Microsoft buys Italian firm for undisclosed amount as it seeks to get as many businesses, and coffee machines, on the IoT
Microsoft is strengthening its cloud-based Azure Internet of Things (IoT) platform with the acquisition of Italian firm Solair.
Terms of the deal are scarce, with Microsoft not disclosing the terms of the deal and stating that details of how Solair’s staff and technology will boost the company’s IoT efforts.
Solair is most active in the manufacturing, retail, food & beverage and transportation industries, and has worked on projects such as connected coffee machines and factory efficiency.
“From the very start, our mission has been to help customers quickly and easily gain access to the huge benefits of the Internet of Things (IoT),” said Solair CEO Tom Davis.
“By building our solutions based on real customer requirements that allow them to gain real value, I’m confident that Solair’s technology and talent will be able to make an important contribution to Microsoft’s Azure IoT Suite and Microsoft’s broader IoT ambitions.”
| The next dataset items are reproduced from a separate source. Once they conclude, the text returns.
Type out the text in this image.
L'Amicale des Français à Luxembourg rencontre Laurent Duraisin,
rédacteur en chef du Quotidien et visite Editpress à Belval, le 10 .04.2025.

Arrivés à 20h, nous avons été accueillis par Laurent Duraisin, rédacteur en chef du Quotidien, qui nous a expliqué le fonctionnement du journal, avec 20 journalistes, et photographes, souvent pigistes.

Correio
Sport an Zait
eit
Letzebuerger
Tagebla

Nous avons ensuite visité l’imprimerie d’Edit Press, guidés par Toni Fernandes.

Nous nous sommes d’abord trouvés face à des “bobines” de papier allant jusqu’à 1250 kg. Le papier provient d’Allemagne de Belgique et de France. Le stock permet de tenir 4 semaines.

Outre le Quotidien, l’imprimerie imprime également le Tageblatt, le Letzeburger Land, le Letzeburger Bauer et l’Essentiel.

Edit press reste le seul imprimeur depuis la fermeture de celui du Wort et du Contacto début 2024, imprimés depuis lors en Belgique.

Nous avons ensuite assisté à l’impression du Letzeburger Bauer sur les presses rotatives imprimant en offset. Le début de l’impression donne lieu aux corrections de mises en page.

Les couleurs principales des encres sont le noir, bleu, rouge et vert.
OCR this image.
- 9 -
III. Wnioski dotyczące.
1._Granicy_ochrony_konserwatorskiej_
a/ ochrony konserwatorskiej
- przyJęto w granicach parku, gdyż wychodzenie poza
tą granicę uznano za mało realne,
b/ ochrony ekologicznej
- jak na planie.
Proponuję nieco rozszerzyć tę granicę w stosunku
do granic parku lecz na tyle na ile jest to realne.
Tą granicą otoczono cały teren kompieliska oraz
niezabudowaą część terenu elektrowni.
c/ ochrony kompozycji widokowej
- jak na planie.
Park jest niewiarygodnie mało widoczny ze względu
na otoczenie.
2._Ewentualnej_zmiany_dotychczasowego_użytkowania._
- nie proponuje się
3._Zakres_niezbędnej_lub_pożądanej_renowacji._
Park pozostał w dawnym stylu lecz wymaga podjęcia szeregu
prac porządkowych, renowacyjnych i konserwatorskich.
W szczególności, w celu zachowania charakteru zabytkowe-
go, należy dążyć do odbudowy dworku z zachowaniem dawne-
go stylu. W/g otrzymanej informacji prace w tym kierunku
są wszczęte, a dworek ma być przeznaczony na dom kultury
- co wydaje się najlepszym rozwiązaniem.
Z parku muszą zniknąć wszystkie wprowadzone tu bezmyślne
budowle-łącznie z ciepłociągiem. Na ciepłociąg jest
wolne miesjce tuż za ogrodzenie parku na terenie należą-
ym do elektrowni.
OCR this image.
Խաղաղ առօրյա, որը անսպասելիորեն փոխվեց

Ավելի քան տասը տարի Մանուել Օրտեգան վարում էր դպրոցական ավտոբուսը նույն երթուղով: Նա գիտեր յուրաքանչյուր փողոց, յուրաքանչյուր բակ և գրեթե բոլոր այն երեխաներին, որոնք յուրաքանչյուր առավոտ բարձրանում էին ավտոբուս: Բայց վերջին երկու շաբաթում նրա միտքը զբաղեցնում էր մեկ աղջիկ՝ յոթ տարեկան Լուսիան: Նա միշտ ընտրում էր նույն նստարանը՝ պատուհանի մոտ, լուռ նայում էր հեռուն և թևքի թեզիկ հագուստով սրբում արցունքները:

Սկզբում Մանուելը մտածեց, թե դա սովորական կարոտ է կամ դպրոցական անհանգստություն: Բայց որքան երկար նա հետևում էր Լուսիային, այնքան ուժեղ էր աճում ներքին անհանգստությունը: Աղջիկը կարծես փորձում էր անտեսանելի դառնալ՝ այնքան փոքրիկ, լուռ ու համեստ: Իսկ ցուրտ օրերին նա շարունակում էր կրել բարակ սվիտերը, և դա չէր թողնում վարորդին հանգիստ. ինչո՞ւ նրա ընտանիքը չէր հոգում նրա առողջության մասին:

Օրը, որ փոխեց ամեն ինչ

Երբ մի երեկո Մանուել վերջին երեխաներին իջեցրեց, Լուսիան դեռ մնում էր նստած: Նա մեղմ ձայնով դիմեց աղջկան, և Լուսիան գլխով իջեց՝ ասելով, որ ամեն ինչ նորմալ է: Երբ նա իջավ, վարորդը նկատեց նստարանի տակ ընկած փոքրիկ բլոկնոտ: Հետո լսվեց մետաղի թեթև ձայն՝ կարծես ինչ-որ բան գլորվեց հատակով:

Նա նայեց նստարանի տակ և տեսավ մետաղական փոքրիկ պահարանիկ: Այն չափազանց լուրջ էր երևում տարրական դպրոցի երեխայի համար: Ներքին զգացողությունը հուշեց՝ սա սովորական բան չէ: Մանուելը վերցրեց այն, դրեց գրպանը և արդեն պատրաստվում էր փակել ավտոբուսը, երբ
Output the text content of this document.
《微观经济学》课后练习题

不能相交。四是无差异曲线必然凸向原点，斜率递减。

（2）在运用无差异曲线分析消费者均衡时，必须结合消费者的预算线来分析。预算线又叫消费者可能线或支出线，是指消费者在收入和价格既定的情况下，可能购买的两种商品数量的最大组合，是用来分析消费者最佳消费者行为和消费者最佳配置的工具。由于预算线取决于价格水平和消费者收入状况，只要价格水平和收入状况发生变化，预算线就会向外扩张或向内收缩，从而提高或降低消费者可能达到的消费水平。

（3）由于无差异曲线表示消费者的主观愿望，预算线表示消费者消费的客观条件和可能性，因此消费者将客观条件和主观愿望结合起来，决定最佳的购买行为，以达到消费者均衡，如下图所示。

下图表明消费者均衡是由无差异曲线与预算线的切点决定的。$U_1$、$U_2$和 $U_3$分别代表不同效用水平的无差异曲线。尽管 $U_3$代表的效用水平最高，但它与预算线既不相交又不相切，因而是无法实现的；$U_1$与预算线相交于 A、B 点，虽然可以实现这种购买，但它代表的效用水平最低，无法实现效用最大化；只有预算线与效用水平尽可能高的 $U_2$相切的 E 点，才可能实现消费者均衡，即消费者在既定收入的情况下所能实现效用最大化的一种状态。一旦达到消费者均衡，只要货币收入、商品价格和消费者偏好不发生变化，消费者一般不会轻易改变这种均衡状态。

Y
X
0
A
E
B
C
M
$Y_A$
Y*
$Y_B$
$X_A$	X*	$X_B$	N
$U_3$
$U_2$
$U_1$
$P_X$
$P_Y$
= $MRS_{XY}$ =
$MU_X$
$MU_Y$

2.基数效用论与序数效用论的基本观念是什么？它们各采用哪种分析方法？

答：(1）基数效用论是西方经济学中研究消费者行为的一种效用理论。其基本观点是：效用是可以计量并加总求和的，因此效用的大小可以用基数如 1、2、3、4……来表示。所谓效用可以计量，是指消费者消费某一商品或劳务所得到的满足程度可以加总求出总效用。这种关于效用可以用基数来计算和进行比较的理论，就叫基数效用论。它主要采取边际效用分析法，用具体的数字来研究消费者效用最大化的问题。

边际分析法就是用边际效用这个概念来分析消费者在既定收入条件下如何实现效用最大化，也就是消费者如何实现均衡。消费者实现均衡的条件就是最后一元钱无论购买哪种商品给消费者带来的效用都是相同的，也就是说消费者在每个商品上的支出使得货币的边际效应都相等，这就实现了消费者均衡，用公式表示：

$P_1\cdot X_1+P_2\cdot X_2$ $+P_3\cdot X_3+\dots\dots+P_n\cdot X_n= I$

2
Solair’s work will now be incorporated into Azure IoT, which Microsoft officially made publicly available in February, and has already been used to support the Solair’s previous endeavours.
This includes working with espresso machine maker Rancilio Group to remotely monitor machines, and a Smart Factory Advisor application which has helped Japanese manufacturers increase production capacity and optimise energy efficiency.
“Solair shares our ambition for helping customers harness their untapped data and create new intelligence with IoT, and this acquisition supports our strategy to deliver the most complete IoT offering for enterprises,” added Sam George, partner director at Azure IoT.
Recent research by Gartner estimates that the number of businesses adopting IoT technology will rise by half in 2016, when 43 percent of all organisations will have some kind of connected technology in place.
Among TechWeekEurope readers, 80 percent have either adopted IoT applications or plan to, but home use is outpacing that of the office.